Dalam diskusi, betapa sering kita menutup diri lantaran meyakini bahwa pendapat pribadilah yang paling teruji. Betapa banyak kita menutup mata, bahwa masih ada yang tersisa dari fakta. Tak terhitung jumlahnya kita berbicara tanpa memberi kesempatan yang lain untuk bersuara. Even Angels Ask. Dalam sebuah peristiwa mahadahsyat, Tuhan yang Maha Berbuat masih mengajak para malaikat-Nya dalam sebuah pengambilan keputusan, yang akan mengubah roda sejarah alam semesta. Bukankah pada hikmah itu, kita harus becermin diri?

Dalam hamparan waktu, malaikat berkata pada Allah, seolah mempertanyakan keputusan-Nya: Akankah Kau jadikan di muka bumi, makhluk yang berbuat nista, merusak, dan saling menumpahkan darah?

Apa yang menyebabkan malaikat berkata demikian? Adakah ilmu Tuhan yang telah diberikan pada mereka? Ataukah pernah di bumi ini hidup makhluk yang berbuat nista, merusak, dan saling menumpahkan darah?

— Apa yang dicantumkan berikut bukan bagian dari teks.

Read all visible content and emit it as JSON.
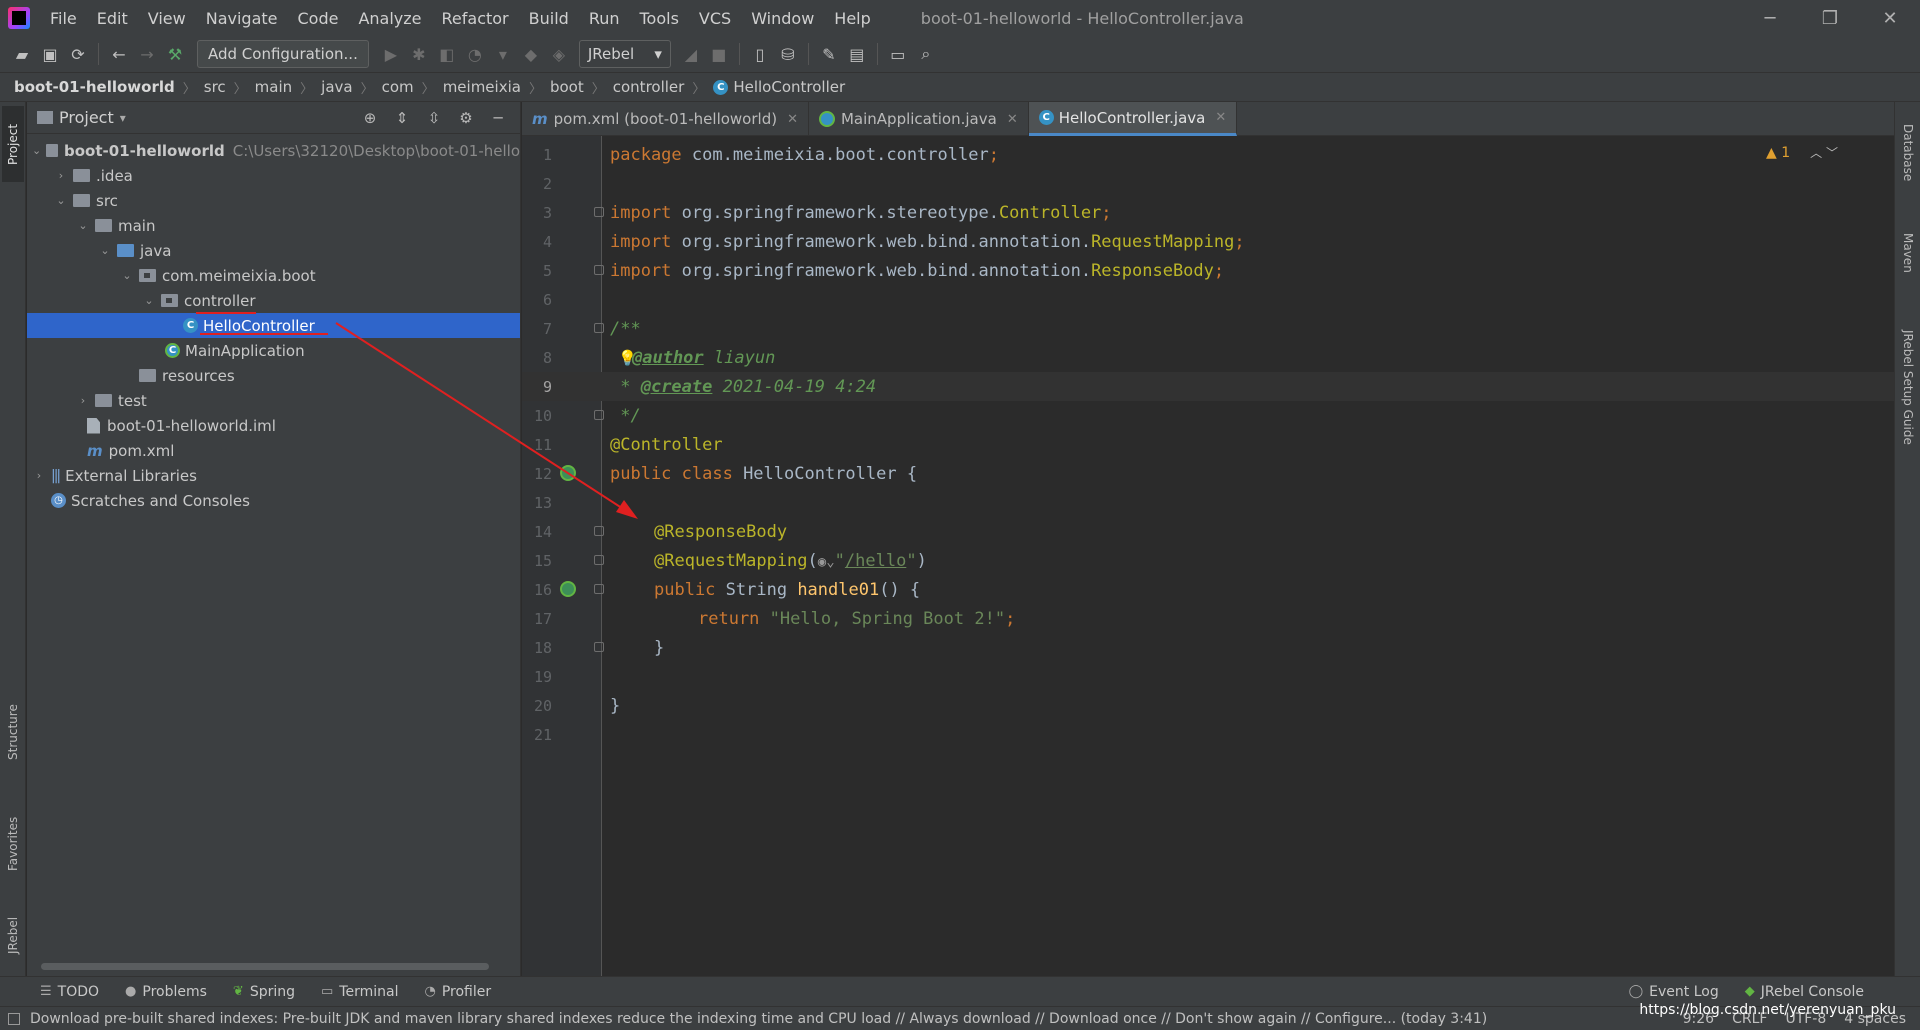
{
  "menubar": {
    "items": [
      "File",
      "Edit",
      "View",
      "Navigate",
      "Code",
      "Analyze",
      "Refactor",
      "Build",
      "Run",
      "Tools",
      "VCS",
      "Window",
      "Help"
    ],
    "window_title": "boot-01-helloworld - HelloController.java"
  },
  "toolbar": {
    "add_config_label": "Add Configuration...",
    "jrebel_label": "JRebel"
  },
  "breadcrumb": [
    "boot-01-helloworld",
    "src",
    "main",
    "java",
    "com",
    "meimeixia",
    "boot",
    "controller",
    "HelloController"
  ],
  "left_tabs": [
    "Project",
    "Structure",
    "Favorites",
    "JRebel"
  ],
  "right_tabs": [
    "Database",
    "Maven",
    "JRebel Setup Guide"
  ],
  "project": {
    "title": "Project",
    "root_name": "boot-01-helloworld",
    "root_path": "C:\\Users\\32120\\Desktop\\boot-01-hello",
    "items": {
      "idea": ".idea",
      "src": "src",
      "main": "main",
      "java": "java",
      "pkg": "com.meimeixia.boot",
      "controller": "controller",
      "hello_controller": "HelloController",
      "main_application": "MainApplication",
      "resources": "resources",
      "test": "test",
      "iml": "boot-01-helloworld.iml",
      "pom": "pom.xml",
      "ext_libs": "External Libraries",
      "scratches": "Scratches and Consoles"
    }
  },
  "editor": {
    "tabs": [
      {
        "label": "pom.xml (boot-01-helloworld)"
      },
      {
        "label": "MainApplication.java"
      },
      {
        "label": "HelloController.java"
      }
    ],
    "warning_count": "1",
    "code": {
      "l1_kw": "package",
      "l1_rest": " com.meimeixia.boot.controller",
      "semi": ";",
      "import_kw": "import",
      "l3_pkg": " org.springframework.stereotype.",
      "l3_cls": "Controller",
      "l4_pkg": " org.springframework.web.bind.annotation.",
      "l4_cls": "RequestMapping",
      "l5_pkg": " org.springframework.web.bind.annotation.",
      "l5_cls": "ResponseBody",
      "l7": "/**",
      "l8_tag": "@author",
      "l8_val": " liayun",
      "l9_star": " * ",
      "l9_tag": "@create",
      "l9_val": " 2021-04-19 4:24",
      "l10": " */",
      "l11": "@Controller",
      "l12_kw": "public class",
      "l12_name": " HelloController {",
      "l14": "@ResponseBody",
      "l15_ann": "@RequestMapping",
      "l15_open": "(",
      "l15_q1": "\"",
      "l15_path": "/hello",
      "l15_q2": "\"",
      "l15_close": ")",
      "l16_kw": "public",
      "l16_type": " String ",
      "l16_fn": "handle01",
      "l16_rest": "() {",
      "l17_kw": "return",
      "l17_str": " \"Hello, Spring Boot 2!\"",
      "l18": "}",
      "l20": "}"
    },
    "line_numbers": [
      "1",
      "2",
      "3",
      "4",
      "5",
      "6",
      "7",
      "8",
      "9",
      "10",
      "11",
      "12",
      "13",
      "14",
      "15",
      "16",
      "17",
      "18",
      "19",
      "20",
      "21"
    ]
  },
  "bottom_tools": [
    "TODO",
    "Problems",
    "Spring",
    "Terminal",
    "Profiler"
  ],
  "bottom_right_tools": [
    "Event Log",
    "JRebel Console"
  ],
  "status": {
    "message": "Download pre-built shared indexes: Pre-built JDK and maven library shared indexes reduce the indexing time and CPU load // Always download // Download once // Don't show again // Configure... (today 3:41)",
    "position": "9:26",
    "line_sep": "CRLF",
    "encoding": "UTF-8",
    "indent": "4 spaces"
  },
  "watermark": "https://blog.csdn.net/yerenyuan_pku"
}
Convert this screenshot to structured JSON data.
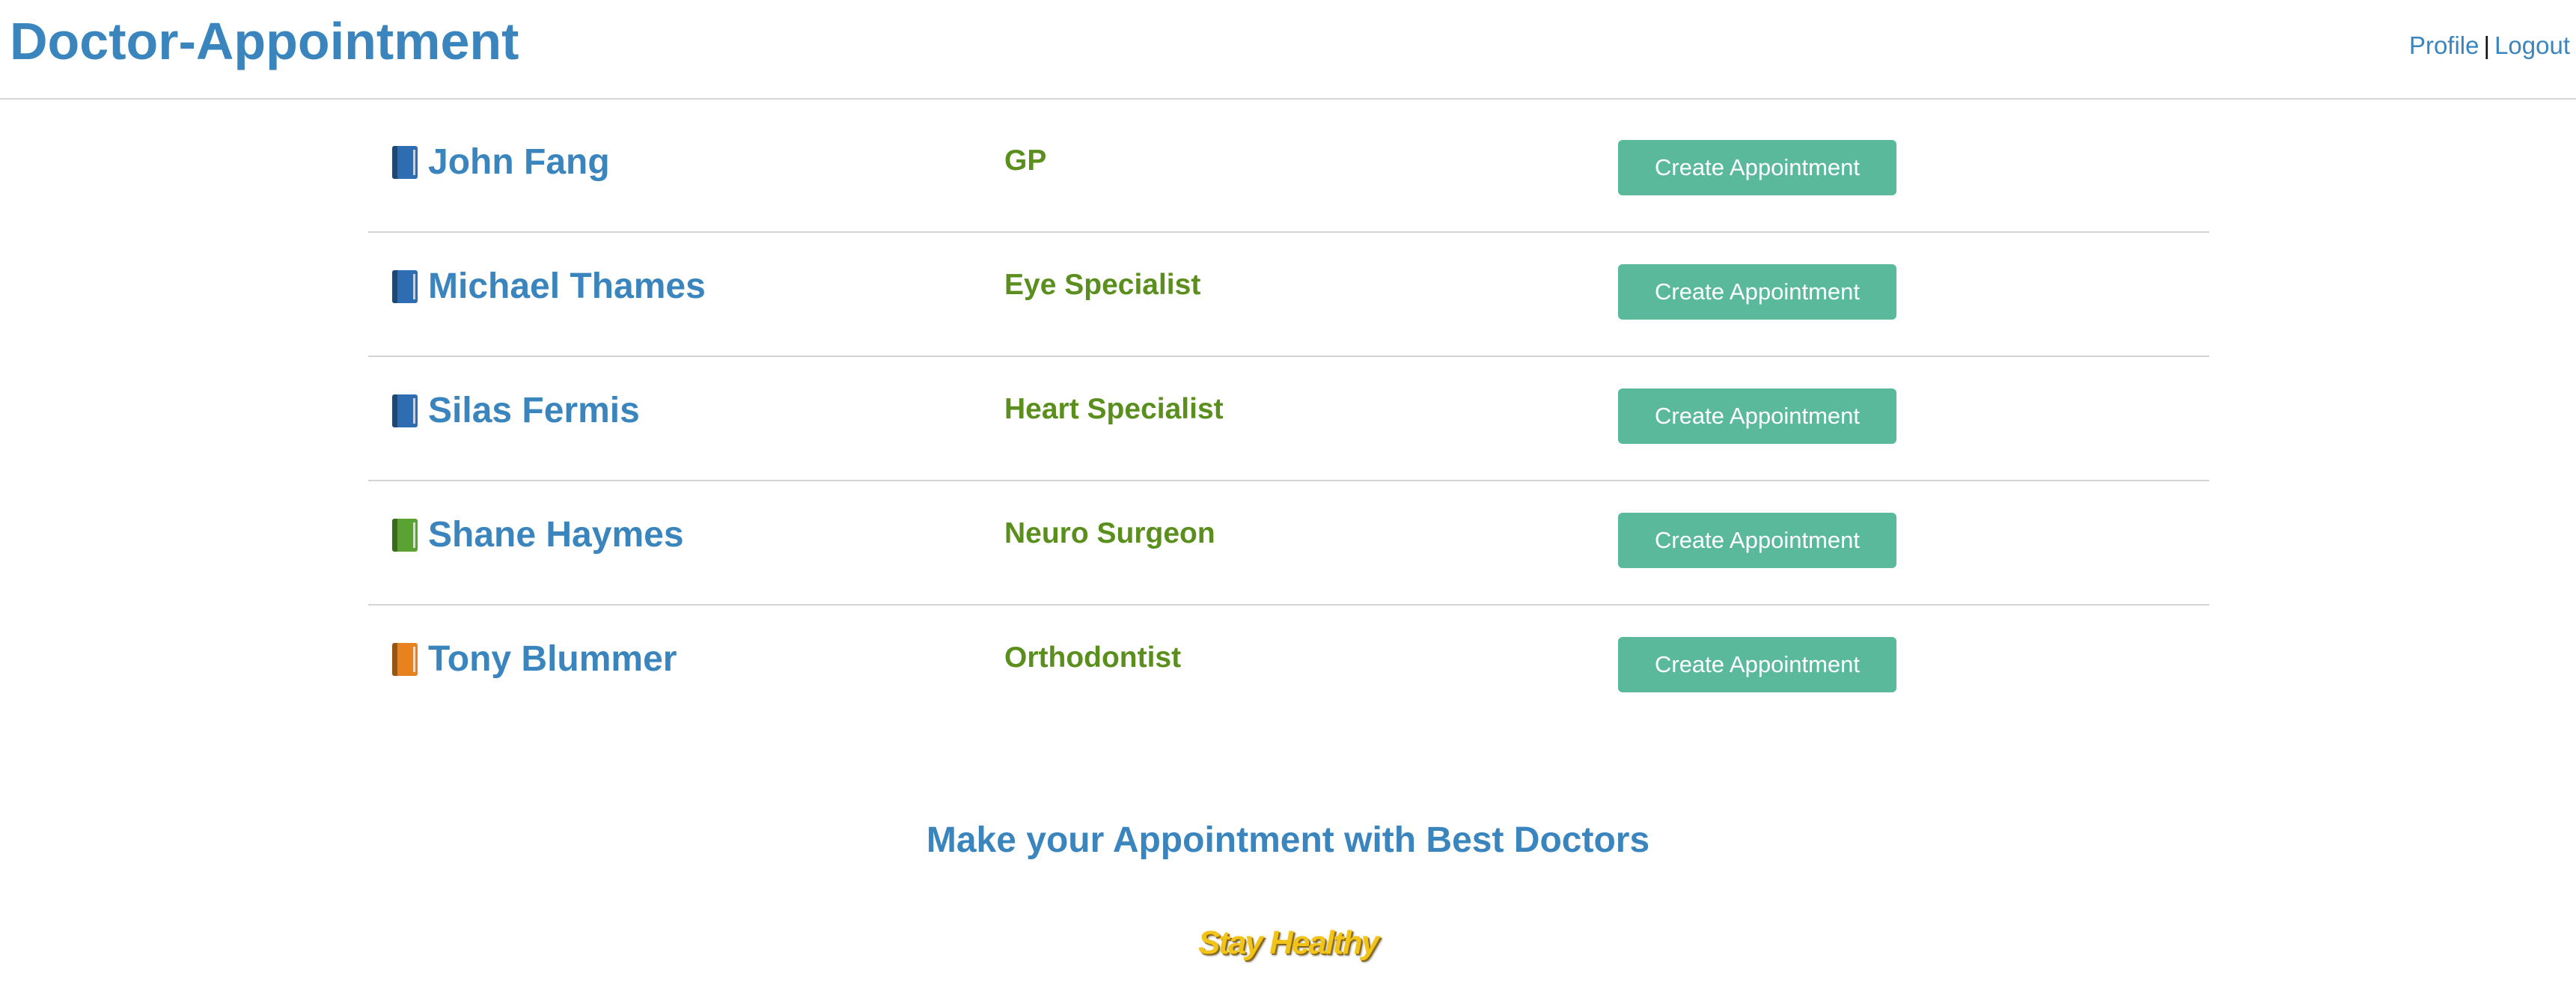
{
  "header": {
    "title": "Doctor-Appointment",
    "nav": {
      "profile": "Profile",
      "separator": "|",
      "logout": "Logout"
    }
  },
  "doctors": [
    {
      "name": "John Fang",
      "specialty": "GP",
      "button": "Create Appointment",
      "icon": "blue-book-icon",
      "icon_color": "#2f6db3"
    },
    {
      "name": "Michael Thames",
      "specialty": "Eye Specialist",
      "button": "Create Appointment",
      "icon": "blue-book-icon",
      "icon_color": "#2f6db3"
    },
    {
      "name": "Silas Fermis",
      "specialty": "Heart Specialist",
      "button": "Create Appointment",
      "icon": "blue-book-icon",
      "icon_color": "#2f6db3"
    },
    {
      "name": "Shane Haymes",
      "specialty": "Neuro Surgeon",
      "button": "Create Appointment",
      "icon": "green-book-icon",
      "icon_color": "#5aa332"
    },
    {
      "name": "Tony Blummer",
      "specialty": "Orthodontist",
      "button": "Create Appointment",
      "icon": "orange-book-icon",
      "icon_color": "#e8821e"
    }
  ],
  "footer": {
    "tagline": "Make your Appointment with Best Doctors",
    "slogan": "Stay Healthy"
  },
  "colors": {
    "brand_blue": "#3a85bd",
    "specialty_green": "#5a8f1e",
    "button_green": "#5bb99b",
    "slogan_yellow": "#f2c318"
  }
}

Kisah yang dimuat dalam Al-Quran ini membagi pendapat ke dalam dua. Pertama, memang pernah ada makhluk yang tinggal di muka bumi ini sebelum Adam diturunkan. Kita boleh menyebut makhluk itu apa saja: sejenis jin, homo erektus, homo sapiens, homo ludens, atau hanya sekadar binatang melata. Tapi mereka berbuat nista, merusak, dan menumpahkan darah, sehingga bumi tak terkelola, dan Tuhan azab mereka dengan segera, sehingga tak tersisa sedikit pun dari mereka. Kedua, para malaikat diberi tahu dari pengetahuan Allah Yang Mahasempurna, bahwa suatu saat, kelak di muka bumi, ada di antara keturunan Adam yang berbuat nista, merusak, dan saling menumpahkan darah. Seolah sebuah garisan cerita dipaparkan pada skenario pertama.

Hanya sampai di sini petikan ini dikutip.